In 2004, Linda Cunningham was organizing supply packs to be sent out to U.S. Army dogs working in Iraq. During her research she came across Doggles and thought of them as protection from the sun and also from the effects of the desert sandstorms. She contacted the Doggles Company and together they have sent over 120 pairs of Doggles out to Iraq for the military working dogs. Doggles were also featured in a CNN Saturday Morning News segment about equipment being sent out to military dogs on 30 July 2005.

The British newspaper Metro reported in March 2007 the story of a dog suffering from a rare autoimmune disorder which means its eyes cannot produce tears. The owner, Diana Stephens, has the dog wear Doggles in order to prevent its eyes from drying out.

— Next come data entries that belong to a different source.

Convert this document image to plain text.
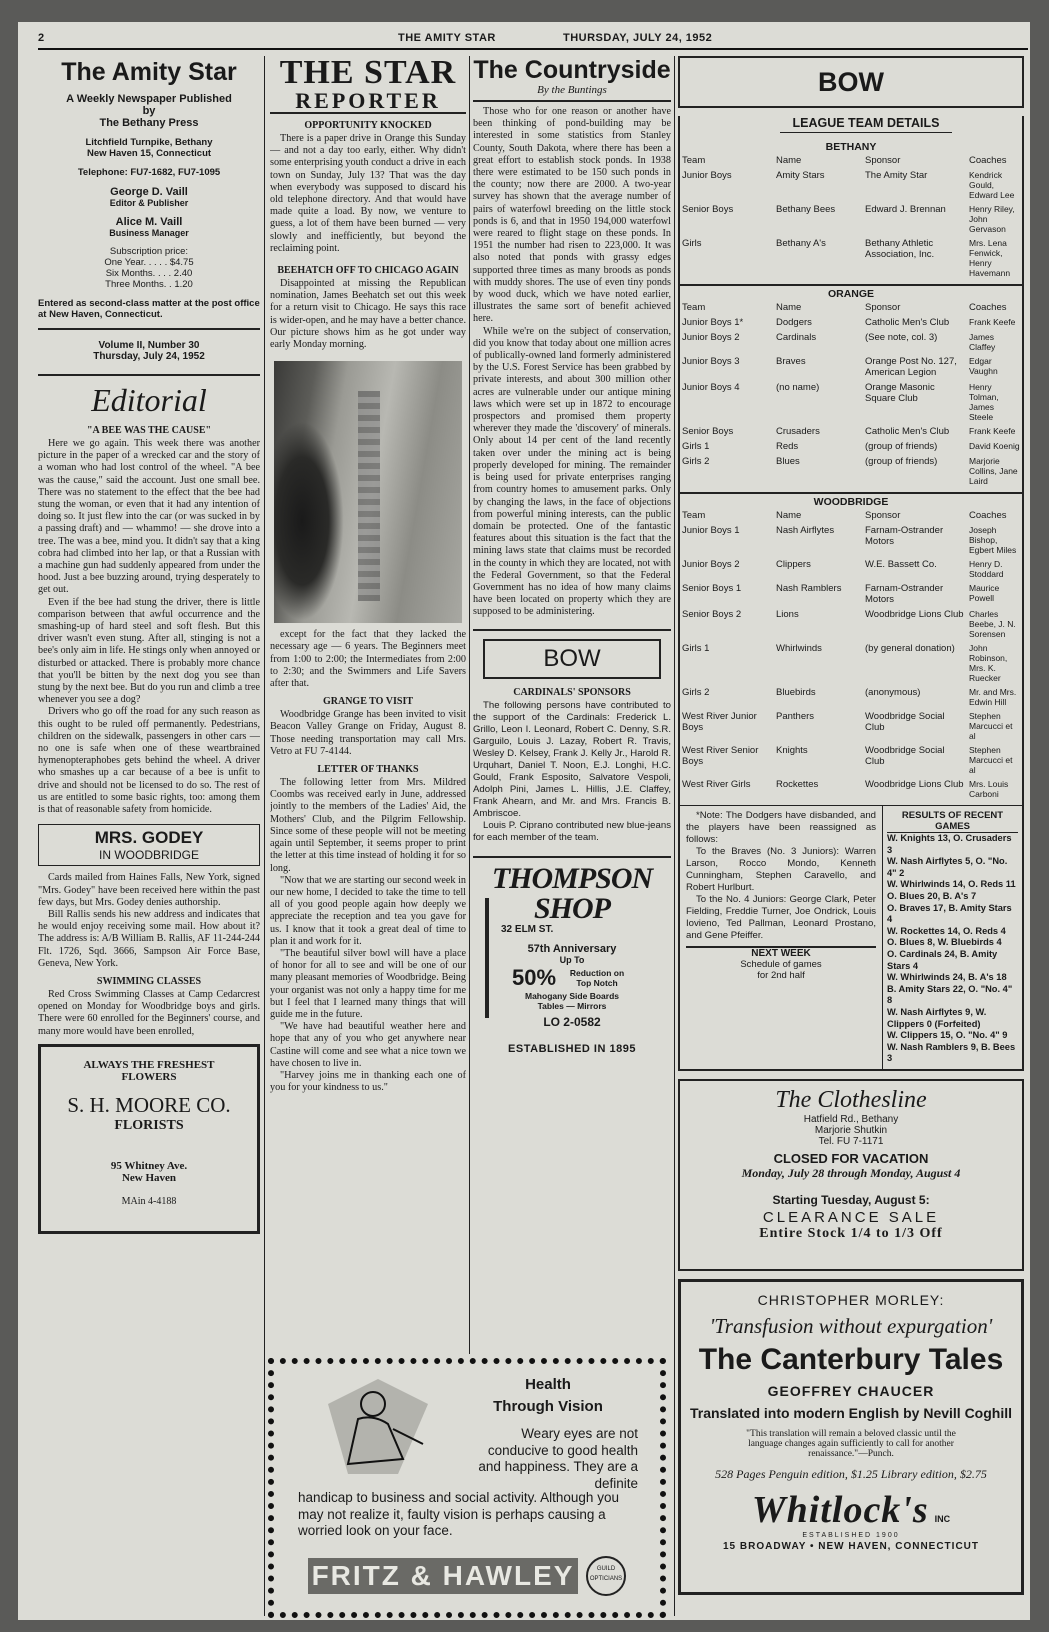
2	THE AMITY STAR	THURSDAY, JULY 24, 1952
The Amity Star
A Weekly Newspaper Published
by
The Bethany Press
Litchfield Turnpike, Bethany
New Haven 15, Connecticut
Telephone: FU7-1682, FU7-1095
George D. Vaill
Editor & Publisher
Alice M. Vaill
Business Manager
Subscription price:
One Year. . . . . $4.75
Six Months. . . . 2.40
Three Months. . 1.20
Entered as second-class matter at the post office at New Haven, Connecticut.
Volume II, Number 30
Thursday, July 24, 1952
Editorial
"A BEE WAS THE CAUSE"

Here we go again. This week there was another picture in the paper of a wrecked car and the story of a woman who had lost control of the wheel. "A bee was the cause," said the account. Just one small bee. There was no statement to the effect that the bee had stung the woman, or even that it had any intention of doing so. It just flew into the car (or was sucked in by a passing draft) and — whammo! — she drove into a tree. The was a bee, mind you. It didn't say that a king cobra had climbed into her lap, or that a Russian with a machine gun had suddenly appeared from under the hood. Just a bee buzzing around, trying desperately to get out.

Even if the bee had stung the driver, there is little comparison between that awful occurrence and the smashing-up of hard steel and soft flesh. But this driver wasn't even stung. After all, stinging is not a bee's only aim in life. He stings only when annoyed or disturbed or attacked. There is probably more chance that you'll be bitten by the next dog you see than stung by the next bee. But do you run and climb a tree whenever you see a dog?

Drivers who go off the road for any such reason as this ought to be ruled off permanently. Pedestrians, children on the sidewalk, passengers in other cars — no one is safe when one of these weartbrained hymenopteraphobes gets behind the wheel. A driver who smashes up a car because of a bee is unfit to drive and should not be licensed to do so. The rest of us are entitled to some basic rights, too: among them is that of reasonable safety from homicide.

MRS. GODEY
IN WOODBRIDGE

Cards mailed from Haines Falls, New York, signed "Mrs. Godey" have been received here within the past few days, but Mrs. Godey denies authorship.

Bill Rallis sends his new address and indicates that he would enjoy receiving some mail. How about it? The address is: A/B William B. Rallis, AF 11-244-244 Flt. 1726, Sqd. 3666, Sampson Air Force Base, Geneva, New York.

SWIMMING CLASSES

Red Cross Swimming Classes at Camp Cedarcrest opened on Monday for Woodbridge boys and girls. There were 60 enrolled for the Beginners' course, and many more would have been enrolled,

ALWAYS THE FRESHEST
FLOWERS
S. H. MOORE CO.
FLORISTS
95 Whitney Ave.
New Haven
MAin 4-4188
THE STAR
REPORTER
OPPORTUNITY KNOCKED

There is a paper drive in Orange this Sunday — and not a day too early, either. Why didn't some enterprising youth conduct a drive in each town on Sunday, July 13? That was the day when everybody was supposed to discard his old telephone directory. And that would have made quite a load. By now, we venture to guess, a lot of them have been burned — very slowly and inefficiently, but beyond the reclaiming point.

BEEHATCH OFF TO CHICAGO AGAIN

Disappointed at missing the Republican nomination, James Beehatch set out this week for a return visit to Chicago. He says this race is wider-open, and he may have a better chance. Our picture shows him as he got under way early Monday morning.

except for the fact that they lacked the necessary age — 6 years. The Beginners meet from 1:00 to 2:00; the Intermediates from 2:00 to 2:30; and the Swimmers and Life Savers after that.

GRANGE TO VISIT

Woodbridge Grange has been invited to visit Beacon Valley Grange on Friday, August 8. Those needing transportation may call Mrs. Vetro at FU 7-4144.

LETTER OF THANKS

The following letter from Mrs. Mildred Coombs was received early in June, addressed jointly to the members of the Ladies' Aid, the Mothers' Club, and the Pilgrim Fellowship. Since some of these people will not be meeting again until September, it seems proper to print the letter at this time instead of holding it for so long.

"Now that we are starting our second week in our new home, I decided to take the time to tell all of you good people again how deeply we appreciate the reception and tea you gave for us. I know that it took a great deal of time to plan it and work for it.

"The beautiful silver bowl will have a place of honor for all to see and will be one of our many pleasant memories of Woodbridge. Being your organist was not only a happy time for me but I feel that I learned many things that will guide me in the future.

"We have had beautiful weather here and hope that any of you who get anywhere near Castine will come and see what a nice town we have chosen to live in.

"Harvey joins me in thanking each one of you for your kindness to us."

The Countryside
By the Buntings

Those who for one reason or another have been thinking of pond-building may be interested in some statistics from Stanley County, South Dakota, where there has been a great effort to establish stock ponds. In 1938 there were estimated to be 150 such ponds in the county; now there are 2000. A two-year survey has shown that the average number of pairs of waterfowl breeding on the little stock ponds is 6, and that in 1950 194,000 waterfowl were reared to flight stage on these ponds. In 1951 the number had risen to 223,000. It was also noted that ponds with grassy edges supported three times as many broods as ponds with muddy shores. The use of even tiny ponds by wood duck, which we have noted earlier, illustrates the same sort of benefit achieved here.

While we're on the subject of conservation, did you know that today about one million acres of publically-owned land formerly administered by the U.S. Forest Service has been grabbed by private interests, and about 300 million other acres are vulnerable under our antique mining laws which were set up in 1872 to encourage prospectors and promised them property wherever they made the 'discovery' of minerals. Only about 14 per cent of the land recently taken over under the mining act is being properly developed for mining. The remainder is being used for private enterprises ranging from country homes to amusement parks. Only by changing the laws, in the face of objections from powerful mining interests, can the public domain be protected. One of the fantastic features about this situation is the fact that the mining laws state that claims must be recorded in the county in which they are located, not with the Federal Government, so that the Federal Government has no idea of how many claims have been located on property which they are supposed to be administering.

BOW
CARDINALS' SPONSORS

The following persons have contributed to the support of the Cardinals: Frederick L. Grillo, Leon I. Leonard, Robert C. Denny, S.R. Garguilo, Louis J. Lazay, Robert R. Travis, Wesley D. Kelsey, Frank J. Kelly Jr., Harold R. Urquhart, Daniel T. Noon, E.J. Longhi, H.C. Gould, Frank Esposito, Salvatore Vespoli, Adolph Pini, James L. Hillis, J.E. Claffey, Frank Ahearn, and Mr. and Mrs. Francis B. Ambriscoe.

Louis P. Ciprano contributed new blue-jeans for each member of the team.

THOMPSON SHOP
32 ELM ST.
57th Anniversary
Up To
50%	Reduction on Top Notch
Mahogany Side Boards Tables — Mirrors
LO 2-0582
ESTABLISHED IN 1895
Health
Through Vision
Weary eyes are not conducive to good health and happiness. They are a definite
handicap to business and social activity. Although you may not realize it, faulty vision is perhaps causing a worried look on your face.
FRITZ & HAWLEY	GUILD OPTICIANS
BOW
LEAGUE TEAM DETAILS
BETHANY
Team	Name	Sponsor	Coaches
Junior Boys	Amity Stars	The Amity Star	Kendrick Gould, Edward Lee
Senior Boys	Bethany Bees	Edward J. Brennan	Henry Riley, John Gervason
Girls	Bethany A's	Bethany Athletic Association, Inc.	Mrs. Lena Fenwick, Henry Havemann
ORANGE
Team	Name	Sponsor	Coaches
Junior Boys 1*	Dodgers	Catholic Men's Club	Frank Keefe
Junior Boys 2	Cardinals	(See note, col. 3)	James Claffey
Junior Boys 3	Braves	Orange Post No. 127, American Legion	Edgar Vaughn
Junior Boys 4	(no name)	Orange Masonic Square Club	Henry Tolman, James Steele
Senior Boys	Crusaders	Catholic Men's Club	Frank Keefe
Girls 1	Reds	(group of friends)	David Koenig
Girls 2	Blues	(group of friends)	Marjorie Collins, Jane Laird
WOODBRIDGE
Team	Name	Sponsor	Coaches
Junior Boys 1	Nash Airflytes	Farnam-Ostrander Motors	Joseph Bishop, Egbert Miles
Junior Boys 2	Clippers	W.E. Bassett Co.	Henry D. Stoddard
Senior Boys 1	Nash Ramblers	Farnam-Ostrander Motors	Maurice Powell
Senior Boys 2	Lions	Woodbridge Lions Club	Charles Beebe, J. N. Sorensen
Girls 1	Whirlwinds	(by general donation)	John Robinson, Mrs. K. Ruecker
Girls 2	Bluebirds	(anonymous)	Mr. and Mrs. Edwin Hill
West River Junior Boys	Panthers	Woodbridge Social Club	Stephen Marcucci et al
West River Senior Boys	Knights	Woodbridge Social Club	Stephen Marcucci et al
West River Girls	Rockettes	Woodbridge Lions Club	Mrs. Louis Carboni

*Note: The Dodgers have disbanded, and the players have been reassigned as follows:

To the Braves (No. 3 Juniors): Warren Larson, Rocco Mondo, Kenneth Cunningham, Stephen Caravello, and Robert Hurlburt.

To the No. 4 Juniors: George Clark, Peter Fielding, Freddie Turner, Joe Ondrick, Louis Iovieno, Ted Pallman, Leonard Prostano, and Gene Pfeiffer.

NEXT WEEK
Schedule of games
for 2nd half
RESULTS OF RECENT GAMES
W. Knights 13, O. Crusaders 3
W. Nash Airflytes 5, O. "No. 4" 2
W. Whirlwinds 14, O. Reds 11
O. Blues 20, B. A's 7
O. Braves 17, B. Amity Stars 4
W. Rockettes 14, O. Reds 4
O. Blues 8, W. Bluebirds 4
O. Cardinals 24, B. Amity Stars 4
W. Whirlwinds 24, B. A's 18
B. Amity Stars 22, O. "No. 4" 8
W. Nash Airflytes 9, W. Clippers 0 (Forfeited)
W. Clippers 15, O. "No. 4" 9
W. Nash Ramblers 9, B. Bees 3
The Clothesline
Hatfield Rd., Bethany
Marjorie Shutkin
Tel. FU 7-1171
CLOSED FOR VACATION
Monday, July 28 through Monday, August 4
Starting Tuesday, August 5:
CLEARANCE SALE
Entire Stock 1/4 to 1/3 Off
CHRISTOPHER MORLEY:
'Transfusion without expurgation'
The Canterbury Tales
GEOFFREY CHAUCER
Translated into modern English by Nevill Coghill
"This translation will remain a beloved classic until the language changes again sufficiently to call for another renaissance."—Punch.
528 Pages Penguin edition, $1.25 Library edition, $2.75
Whitlock's INC
ESTABLISHED 1900
15 BROADWAY • NEW HAVEN, CONNECTICUT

Uses of Doggles for other eye conditions have also been reported. Veterinarian Pete Wedderburn reported in his Daily Telegraph blog in 2009 the case of a terrier that suffered from an ophthalmological condition in which tiny specks of debris were floating around inside its eyes. When exposed to bright sunshine, the dog would twist to its side while snarling and yelping; something that was originally thought to be the exacerbation of an existing arthritis condition. A pair of Doggles was ordered, and while the terrier did not initially like wearing them, they did solve the problem. Eventually the owner found that a baseball cap designed for dogs proved to be the solution as the terrier did not mind wearing it. Many dogs seem to become used to the Doggles after a few minutes.